韓国の反日の原因は教育によるところが大きく、それも80年代から激しくなっています。これから反日は縮小していく見込みはなく、逆に増大していくでしょう。
西岡力氏や韓国保守派の洪榮氏が「病根は文在寅」というのは、当座の問題にすぎません。反日は韓国政権の左右にかかわらず、国家の正当性に関わるイデオロギーなので、これからは韓国と適切な距離を保つ事に留意する時代になると思います。
また、韓国の政治状況からみて、自由韓国党など保守陣営が次の国政選挙や大統領選に勝つ見込みは今のところありません。それ以前に保守が一本にまとまる事が困難でしょう。
文政権は憲法の自由民主主義から「自由」の文言をはずす事には失敗しましたが、あきらめたワケではありません。経済崩壊など、なにか決定的な事がないかぎり進歩に有利な選挙制度改革が行われ、検察改革にことよせて高位公職者捜査処のようなゲシュタポ法も成立して民主独裁が決定的になるでしょう。
前置きが長くなりました。応募工問題に関して、河村建夫氏はじめ親韓派御推奨の文喜相議長案についてですが、12/3の外交防衛委員会における外務省答弁では、「韓国の国際法違反の状態を是正することにはならない。解決策にはならないことから受け入れられない」と述べています。めずらしく曖昧さのない良い答弁でした。

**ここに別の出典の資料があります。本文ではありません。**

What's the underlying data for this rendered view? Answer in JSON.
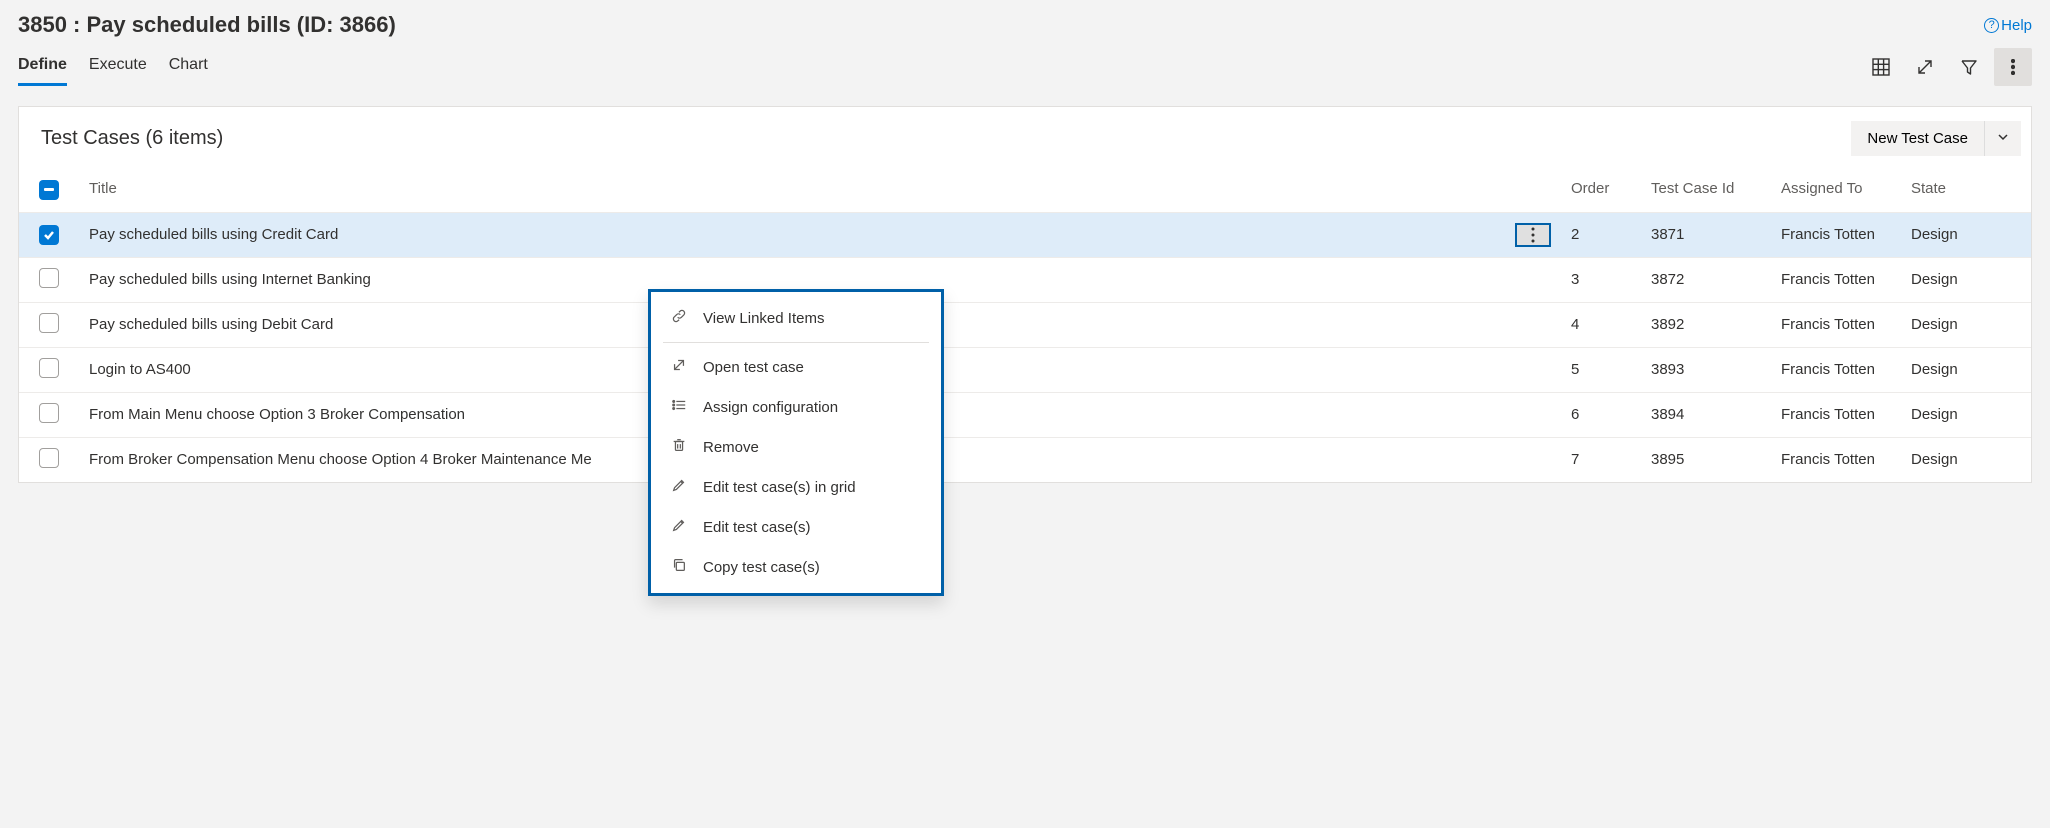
{
  "header": {
    "title": "3850 : Pay scheduled bills (ID: 3866)",
    "help_label": "Help"
  },
  "tabs": [
    {
      "label": "Define",
      "active": true
    },
    {
      "label": "Execute",
      "active": false
    },
    {
      "label": "Chart",
      "active": false
    }
  ],
  "card": {
    "title": "Test Cases (6 items)",
    "new_button": "New Test Case"
  },
  "columns": {
    "title": "Title",
    "order": "Order",
    "test_case_id": "Test Case Id",
    "assigned_to": "Assigned To",
    "state": "State"
  },
  "rows": [
    {
      "selected": true,
      "title": "Pay scheduled bills using Credit Card",
      "order": "2",
      "id": "3871",
      "assigned": "Francis Totten",
      "state": "Design"
    },
    {
      "selected": false,
      "title": "Pay scheduled bills using Internet Banking",
      "order": "3",
      "id": "3872",
      "assigned": "Francis Totten",
      "state": "Design"
    },
    {
      "selected": false,
      "title": "Pay scheduled bills using Debit Card",
      "order": "4",
      "id": "3892",
      "assigned": "Francis Totten",
      "state": "Design"
    },
    {
      "selected": false,
      "title": "Login to AS400",
      "order": "5",
      "id": "3893",
      "assigned": "Francis Totten",
      "state": "Design"
    },
    {
      "selected": false,
      "title": "From Main Menu choose Option 3 Broker Compensation",
      "order": "6",
      "id": "3894",
      "assigned": "Francis Totten",
      "state": "Design"
    },
    {
      "selected": false,
      "title": "From Broker Compensation Menu choose Option 4 Broker Maintenance Me",
      "order": "7",
      "id": "3895",
      "assigned": "Francis Totten",
      "state": "Design"
    }
  ],
  "context_menu": [
    {
      "icon": "link",
      "label": "View Linked Items",
      "sep_after": true
    },
    {
      "icon": "open",
      "label": "Open test case"
    },
    {
      "icon": "list",
      "label": "Assign configuration"
    },
    {
      "icon": "trash",
      "label": "Remove"
    },
    {
      "icon": "pencil",
      "label": "Edit test case(s) in grid"
    },
    {
      "icon": "pencil",
      "label": "Edit test case(s)"
    },
    {
      "icon": "copy",
      "label": "Copy test case(s)"
    }
  ]
}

また、韓国は12/24の日韓首脳会談で日本の輸出管理強化が解かれるがごとくのストーリーを展開し、例によって朝・毎などがそれに同調する報道をしています。ですが、そのようなプレゼントはあり得ません。韓国のキャッチオール規制には法的根拠がないままなので、日本政府としては対話以上どうしようもありません。部分合意であるとか前向きな対話を続ける、といったところで終わるでしょう。
一方、韓国側の主張によれば40日とか一か月との期限を切った条件付GSOMIA暫定延長との事ですが、再破棄など出来ようはずがありません。もともと米国の圧力に屈して破棄方針を覆したのですから、そのような事態はおよそ想像も出来ません。

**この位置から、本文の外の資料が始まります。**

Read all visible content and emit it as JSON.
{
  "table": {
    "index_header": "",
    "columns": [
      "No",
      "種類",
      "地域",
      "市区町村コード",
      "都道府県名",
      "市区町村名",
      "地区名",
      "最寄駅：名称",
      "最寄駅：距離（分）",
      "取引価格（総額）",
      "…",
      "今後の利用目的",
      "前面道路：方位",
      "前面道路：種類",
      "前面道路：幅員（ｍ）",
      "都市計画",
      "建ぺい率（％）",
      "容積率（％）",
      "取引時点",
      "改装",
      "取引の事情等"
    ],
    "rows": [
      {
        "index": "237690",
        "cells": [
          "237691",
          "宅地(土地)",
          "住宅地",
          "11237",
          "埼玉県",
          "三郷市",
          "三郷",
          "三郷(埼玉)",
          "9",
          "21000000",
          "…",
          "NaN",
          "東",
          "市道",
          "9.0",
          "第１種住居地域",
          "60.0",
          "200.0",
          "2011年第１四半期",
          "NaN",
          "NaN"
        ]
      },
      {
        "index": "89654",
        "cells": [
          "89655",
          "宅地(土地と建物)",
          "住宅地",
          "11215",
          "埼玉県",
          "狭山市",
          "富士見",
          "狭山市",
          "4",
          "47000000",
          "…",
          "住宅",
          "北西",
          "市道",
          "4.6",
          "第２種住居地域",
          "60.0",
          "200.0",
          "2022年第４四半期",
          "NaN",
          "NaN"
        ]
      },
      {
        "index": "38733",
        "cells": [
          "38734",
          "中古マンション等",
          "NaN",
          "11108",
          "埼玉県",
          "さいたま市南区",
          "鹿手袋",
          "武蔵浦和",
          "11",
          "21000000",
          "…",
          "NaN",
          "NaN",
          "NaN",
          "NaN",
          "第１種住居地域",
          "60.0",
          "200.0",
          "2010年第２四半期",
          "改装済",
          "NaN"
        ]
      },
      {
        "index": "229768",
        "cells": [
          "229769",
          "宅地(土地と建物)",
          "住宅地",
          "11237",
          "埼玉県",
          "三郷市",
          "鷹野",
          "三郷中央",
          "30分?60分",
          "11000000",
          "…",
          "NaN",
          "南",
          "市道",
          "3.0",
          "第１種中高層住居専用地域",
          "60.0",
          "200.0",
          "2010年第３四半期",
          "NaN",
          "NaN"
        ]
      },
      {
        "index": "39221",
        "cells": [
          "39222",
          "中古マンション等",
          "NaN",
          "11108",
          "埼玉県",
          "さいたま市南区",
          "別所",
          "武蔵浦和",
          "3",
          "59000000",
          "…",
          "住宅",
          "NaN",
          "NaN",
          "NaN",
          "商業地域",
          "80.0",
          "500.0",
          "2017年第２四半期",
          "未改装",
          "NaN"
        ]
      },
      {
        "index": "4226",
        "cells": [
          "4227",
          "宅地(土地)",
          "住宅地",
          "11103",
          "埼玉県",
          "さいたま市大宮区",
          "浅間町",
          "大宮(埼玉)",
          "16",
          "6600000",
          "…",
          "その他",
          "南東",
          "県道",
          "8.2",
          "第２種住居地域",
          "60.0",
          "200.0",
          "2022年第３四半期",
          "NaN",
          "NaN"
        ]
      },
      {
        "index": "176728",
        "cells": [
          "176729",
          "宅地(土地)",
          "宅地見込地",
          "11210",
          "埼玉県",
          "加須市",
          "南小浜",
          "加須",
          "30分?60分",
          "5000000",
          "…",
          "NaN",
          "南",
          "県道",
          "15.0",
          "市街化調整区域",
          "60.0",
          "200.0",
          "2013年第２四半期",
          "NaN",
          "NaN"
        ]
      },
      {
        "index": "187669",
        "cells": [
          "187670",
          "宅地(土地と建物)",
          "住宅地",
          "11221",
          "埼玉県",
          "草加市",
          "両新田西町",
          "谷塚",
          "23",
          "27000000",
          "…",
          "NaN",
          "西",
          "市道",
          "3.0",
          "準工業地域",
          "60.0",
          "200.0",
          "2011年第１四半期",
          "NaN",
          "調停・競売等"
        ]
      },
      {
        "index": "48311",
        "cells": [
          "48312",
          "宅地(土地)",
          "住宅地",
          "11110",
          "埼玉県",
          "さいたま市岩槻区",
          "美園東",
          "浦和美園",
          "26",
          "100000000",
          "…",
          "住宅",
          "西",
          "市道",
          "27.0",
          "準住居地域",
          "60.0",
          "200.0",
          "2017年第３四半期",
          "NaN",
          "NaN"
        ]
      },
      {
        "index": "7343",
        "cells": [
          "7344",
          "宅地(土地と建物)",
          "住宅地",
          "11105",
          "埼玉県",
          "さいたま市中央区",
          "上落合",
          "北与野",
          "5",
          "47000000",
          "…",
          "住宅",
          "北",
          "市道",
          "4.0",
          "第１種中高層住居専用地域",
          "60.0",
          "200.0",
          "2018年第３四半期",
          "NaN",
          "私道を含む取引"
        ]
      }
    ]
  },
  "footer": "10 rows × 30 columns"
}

アベマTVでの対談などによれば、橋下徹氏はGSOMIA延長は日本の輸出管理強化の解除とバーターだったと捉えているようで、かつ日本の輸出管理強化は「徴用工問題」への報復だったとしています。
そのうえで今回の会談で旧ホワイト国復帰や三品目の管理強化が解除されざるを得なく、最初から報復だと宣言しなかった点で日本は貴重なカードを失なったとしています。
橋下さんは弁護士らしく法的知識を駆使した切れ味の鋭い保守派の論客と見られがちですが、どうも言っている事に一貫性がなく、認識的にも論理的にも破綻するケースが多いようです。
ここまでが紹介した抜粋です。